Devrim, Reform ve Modernite başlıklı birinci bölüm 1900-1939 yılları arasını ele almaktadır. 20. Yüzyıl başında devrim düşüncesi ile toplumları derinden etkileyen Karl Marx’ın anti-kapitalist düşüncelerinden etkilenen sanatçıların yapıtlarından örnekler verilerek, bu yapıtların dönemin toplumsal yapısıyla ilişkileri değerlendiriliyor. Çeşitli sanatçılar tarafından devrim düşüncesiyle yapılan resimlerdeki farklı anlayışlar karşılaştırılıyor.
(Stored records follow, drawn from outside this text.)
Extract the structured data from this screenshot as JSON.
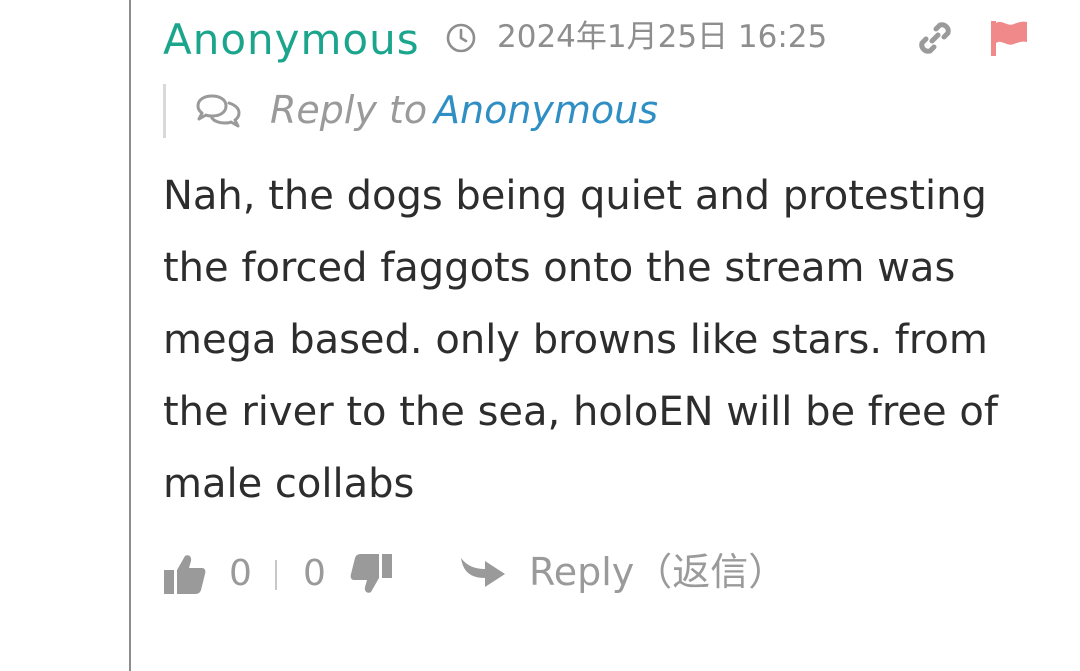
{
  "comment": {
    "author": "Anonymous",
    "timestamp": "2024年1月25日 16:25",
    "reply_to_label": "Reply to",
    "reply_to_target": "Anonymous",
    "body": "Nah, the dogs being quiet and protesting the forced faggots onto the stream was mega based. only browns like stars. from the river to the sea, holoEN will be free of male collabs",
    "upvotes": "0",
    "downvotes": "0",
    "reply_button_label": "Reply（返信）"
  },
  "colors": {
    "author": "#1ba58d",
    "reply_target": "#2f8fc5",
    "flag": "#f08a8a",
    "muted": "#9a9a9a",
    "body_text": "#2d2d2d"
  },
  "icons": {
    "clock": "clock-icon",
    "link": "link-icon",
    "flag": "flag-icon",
    "chat": "chat-bubbles-icon",
    "thumb_up": "thumbs-up-icon",
    "thumb_down": "thumbs-down-icon",
    "reply": "reply-arrow-icon"
  }
}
Birinci bölümün “Brecht ve Eleştirel İzleyici” alt başlığında, Macar komünist eleştirmen ve felsefeci Georg Lukacs (1885-1971) ile Alman oyun yazarı ve şair Bertolt Brecht (1898-1956) arasındaki iki zıt yaklaşıma odaklanmaktadır. Friedrich Engels’in düşüncelerinden yola çıkan Lukacs, sanatçıları yaşamı olduğu gibi gösterip toplumsal gerçekçiliği yakalamaya davet ederek, dışavurumculuğu eleştirmiştir. Buna karşıt olarak Brecht ise, tiyatro oyunu, resim, roman gibi sanat eserlerinin, izleyicilerin eleştirel bir analiz yapmasına olanak verecek deneyimler yaşamaları için gerçekliği görünmez kılan bir ayna olmaya çalışmamalarını savunan modernizm anlayışına sahiptir. “Söz Değil Eylem”: Kadın Propagandaları ve Avangard alt başlığında, kadın sanatçıdan ve kadın hakları için yapılan eylemlerden bahsediliyor. Kadınların oy kullanma hakkı için, Diego Velazquez’in (1599-1660) Aynadaki Venüs tablosuna baltayla vurarak yarıklar açan aktivist Mary Richardson’ın eylemi ve bu eylemin yankıları anlatılıyor. Sanatçı Hannah Höch’ün (1889-1978) kadınların ve cinselliğin sunumu gibi ideolojik sorunlara odaklanan hicivli fotomontajları ve Claud Cahun’un (1894-1954) kendi görüntüsünün radikal değişimini gösteren otoportreleri de ele alınıyor. Duvar Resimleri ve Ulusal Tarih alt başlığında, devrimlerin yaşandığı ülkelerde ulusal kimliğin ifade biçimi olarak kamusal sanattan ve kamusal sanat örneklerinden bahsedilmektedir. Geniş Çaplı Radikal Sanat alt başlığında ise, Pablo Picasso’nun (1881-1973) İspanya İç Savaşı’nı anlatan Guernica tablosunun modern politik resimde ulaşılan en son nokta olduğu vurgulanarak bu resmin “sanat eseri” ile bir “grafik tasarım” çalışmasından farkını ve “gerçek sanat” ile “salt propaganda” arasındaki ayrımı gösterdiği belirtilir. .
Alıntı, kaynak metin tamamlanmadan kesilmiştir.